Il Tricolore a mezz’asta

7 gennaio: il senso perduto di una celebrazione

Daniela Anna Simonazzi

Da anni in occasione delle celebrazioni del 7 gennaio mi chiedo e chiedo a qualche veterano della festa se in realtà i reggiani abbiano a cuore il Tricolore. Le risposte che ricevo sono sempre dubbiose. Le  diatribe che accompagnano il nostro paese oramai da anni fanno sì che l’attenzione mediatica sia incentrata quasi esclusivamente sulla figura istituzionale che presenzia e alle relative rivendicazioni, già annunciate anche per  il 7 gennaio. Certamente senza queste dimostrazioni di piazza la ricorrenza sarebbe monotona e sotto tono, perché, diciamo la verità, la cultura dominante della nostra città, che ora mostra una certa attenzione, in passato non ha mai avuto un forte legame con la bandiera tricolore. Basta leggere le cronache della stampa locale a partire dal dopoguerra per trovare aneddoti e circostanze che avvalorano questa mia opinione e inducono a interrogarsi sul ruolo della ricorrenza.

Oggi più che mai una festa che dovrà concentrarsi- giustamente- sull’attualità. Ruolo difficile quindi quello dell’attuale Presidente del Consiglio che si troverà di fronte una platea di giovani, ai quali non si dovrebbe chiedere una nuova lotta di resistenza contro un nemico invisibile e subdolo che vive nei palazzi, si nasconde dietro le apparenti regole del mercato o della finanza e condiziona pesantemente la loro vita reale. Come ci si può riconoscere nel principio di eguaglianza rappresentato dalla bandiera, svilito dall’enorme divario tra coloro che dovranno privarsi del necessario per salvare l’Italia da un debito pubblico incontrollato e altri ( manager, banchieri, politici..) che non ne risentiranno se non per la privazione di qualche capriccio? Ruolo non facile sarà del resto quello dei contestatori, che pur avendo mille occasioni per alzare la voce faranno un uso strumentale della festa, dimostrando che i luoghi di rappresentanza dei cittadini alla vita del paese non si ritengono efficaci. Del resto è faticoso non sottolineare l’inadeguatezza e la retorica ricorrente nei discorsi delle celebrazioni.

Abbiamo ripetutamente sentito parlare di un tricolore simbolo di unità in un Italia sempre più divisa e litigiosa. Un tricolore che si ispira ai valori della democrazia in un paese che ai luoghi della democrazia ha sostituito la piazza e i salotti televisivi. Un tricolore che dovrebbe suscitare solidarietà in un paese dove i ricchi rimangono ricchi e i poveri diventano sempre più poveri.
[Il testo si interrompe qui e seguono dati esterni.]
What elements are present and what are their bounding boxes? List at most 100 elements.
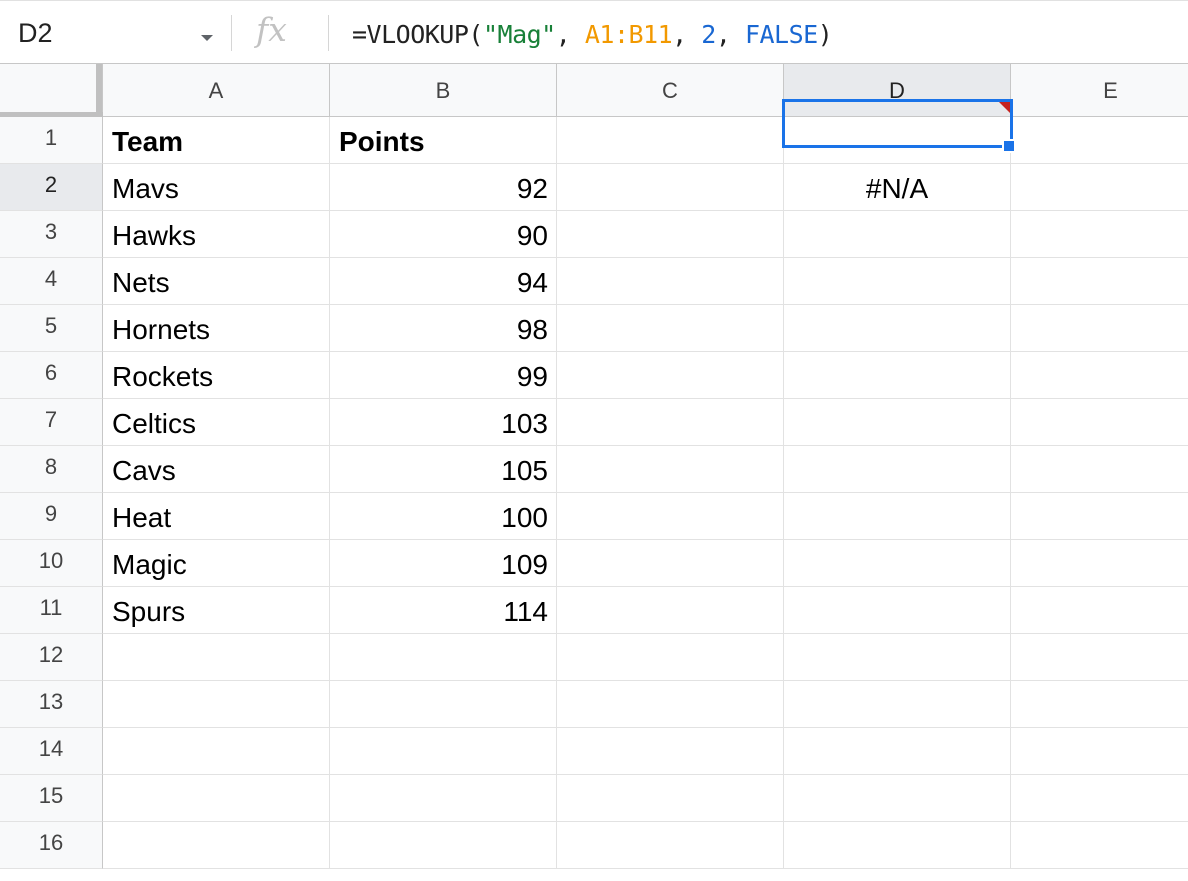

Cosa è cambiato dall’intervento del presidente del Senato che già due anni fa parlava di riduzione dei costi della politica ? Si è dovuti ricorrere ora (a nostre spese) a un’indagine Istat per dimostrare che i nostri parlamentari hanno gli stipendi più alti in Europa, come se non fosse oramai noto a tutti.

Lasciare che una festa sia festa per ciò che è e non che diventi il luogo deputato alle rivendicazioni  è sempre più improbabile. Forse Monti avrebbe avuto buone ragioni per replicare all’invito “lasciatemi lavorare” ma il suo incarico implica anche il ruolo istituzionale. Avrà così il merito di risparmiarci la parata di coloro che oggi pare abbiano mille suggerimenti e ricette da dare per superare la crisi ma in questi lunghi anni di militanza politica, confortati da buoni compensi, non hanno certo brillato per intuito e lungimiranza. Ricorderemo del loro mandato una stagione politica più dedita al pettegolezzo che all’intenzione concreta di rendere l’Italia un  paese moderno. Non sono comunque gli enormi problemi che troveranno risposta il 7 gennaio, risparmiateci almeno- cari governanti- le mille promesse, a noi ora preme soltanto che vengano mantenute. E confidiamo nella passione che anima gli italiani, ci renda immuni dall’immobilismo che ha caratterizzato questi anni, lasciando irrisolti i problemi che ora gravano enormemente sulle spalle dei cittadini: legislazione lenta, burocrazia opprimente, aggravi fiscali che tendono a colpire i soliti, infrastrutture che mancano, problemi ambientali improrogabili…è un lungo elenco. La speranza è che la crisi possa trasformarsi in un’opportunità: creare un paese di donne e uomini nuovi con tanta voglia di fare meglio e di guardare al futuro con fiducia. Questo è il patriottismo che il 7 gennaio dovrebbe ispirare le istituzioni e animare la piazza.